For the next 5 weeks we spent just about every night together building this site. He probably could have built it faster had I not been there because I was asking a lot of questions. I learned a lot during those 5 weeks. Not only was I wanting to build a site, but more importantly, I was wanting to learn how to build a site. This was before the days of YouTube where you could learn just about anything. The amount of money I paid him was peanuts in comparison to where it has put me today.

We got the site built. It was a simple site with a form that someone could enter in their information to request a quote. It was not pretty, but it severed its purpose. At that time the best search engines were GoTo, AskJeeves, and Overture which powered Yahoo pay per click or PPC. Google didn’t even exist at this point in my journey.

When the site was completed I started off generating leads for myself or my own business. I would call the leads and try to help them with the insurance needs they had. I closed a lot of deals doing this. As time went on I started to generate more leads than what I could handle by myself. I realized that I could take care of about 5 to 10 quality leads a day and I was getting about 20 to 30. I decided to sell the ones that I could not get to.

My partnership with InsureMe was created. InsureMe was a company that bought leads like I was generating and resold the leads to insurance agents. I started passing of these quote requests to them so these leads would get helped. Over time I became one of their top lead generation suppliers.

I then started building content for so many other topics. Pay Per Click was starting to become a popular place for marketers to drive traffic. That started making the cost become too high for it to make sense to not figure out a cheaper way to drive traffic.

My studies started again in learning Search Engine Optimization or SEO. I became extremely good at SEO and ranking on the first page of Google, Yahoo, and MSN (now Bing) for terms like car insurance, car insurance quotes, life insurance, etc. I ranked for these terms and many more for years generating a crazy amount of leads and income.

After this went on for years, I had one of the lead buying companies approach me to buy my company. They figured it was cheaper to acquire us then to keep paying for each lead. I sold the business and pondered for a few years what to do next. I decided I wanted to spend more time with my three children than run a business so I did that. After a few years of doing that I found myself itching to do something else.
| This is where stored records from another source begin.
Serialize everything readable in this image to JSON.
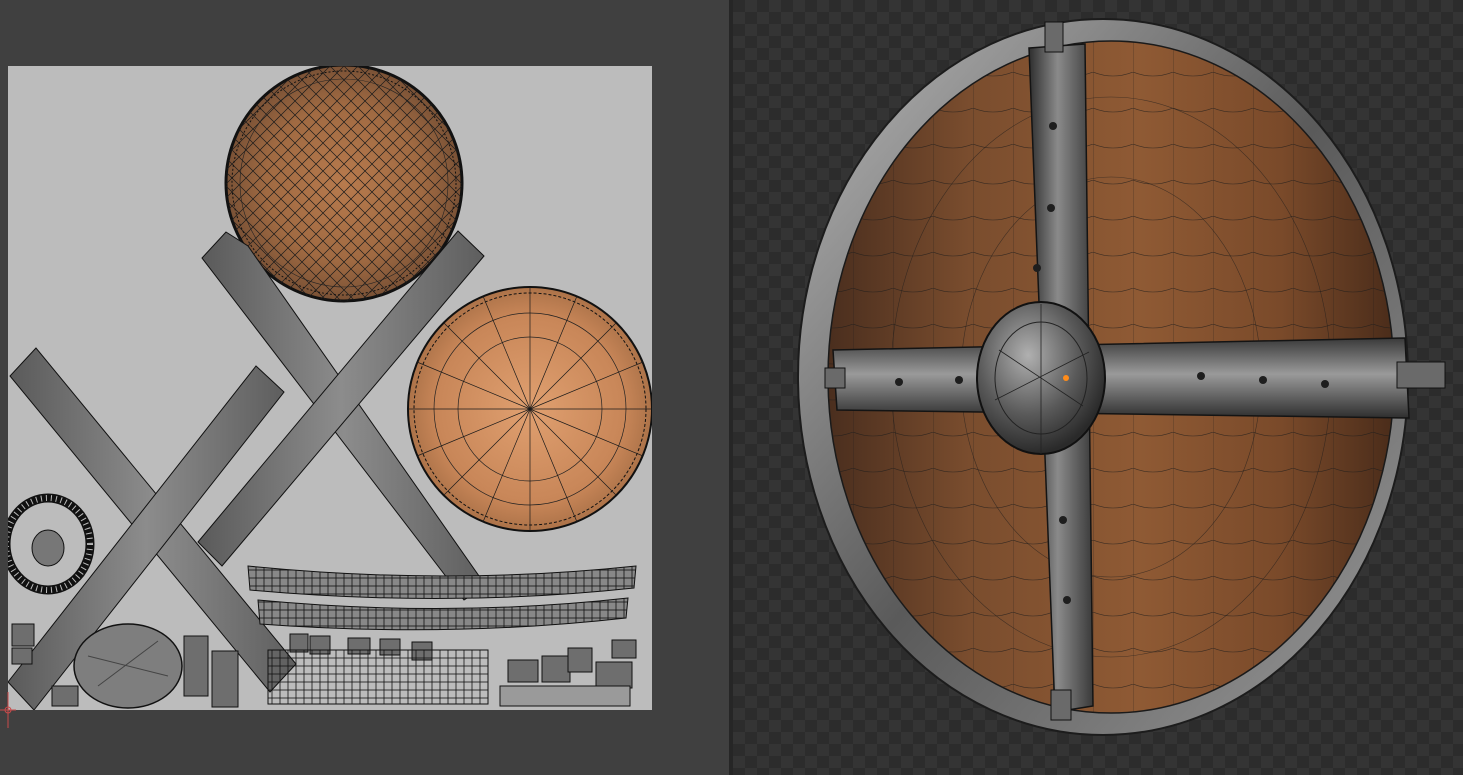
{
  "editors": {
    "uv_editor": {
      "icon": "uv-origin-gizmo-icon"
    },
    "viewport": {
      "object": "round-shield-mesh",
      "icon": "object-origin-icon"
    }
  },
  "colors": {
    "uv_background": "#bcbcbc",
    "wood": "#8a5a34",
    "wood_light": "#c98a5a",
    "metal": "#7a7a7a",
    "metal_dark": "#3c3c3c",
    "wire": "#111111",
    "origin": "#ff8c1a"
  }
}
I decided to take on a lesser role by joining another company that focused on traditional affiliate marketing. I worked there for about 5 years and moved on to another company where I am the VP of Marketing and Engineering. Yes… during this time I also became a full stack developer building super intense automation scripts and tools to make a business run on autopilot. I’m currently still the VP of Marketing and Engineering and JorgensonCompamies in Salt Lake City, UT. I love working with the people there so I don’t see myself leaving anything soon.

I feel now is the time in my life to give back a little. I want to help those that have a desire to learn digital marketing, programming, or how to grow a business by 10X, do so. I plan to hold nothing back within this blog. I’m going to teach nothing but truth of what works and what doesn’t work from my 25 years of experience building digital brands and revenue.

I hope this place becomes a community where we all give more than we take by becoming a contributing member. If you find that you have the thought to leave a comment on a post that might help someone else, please do that. If you have expertise in a specific area of digital marketing, let's collaborate and share your experience with others on how to become successful online. I’m happy to accept guest posts that teach and help the community here.

I look forward to teaching you my real world experience as a digital marketer and hope it changes your life with new marketing skills that work in today's world.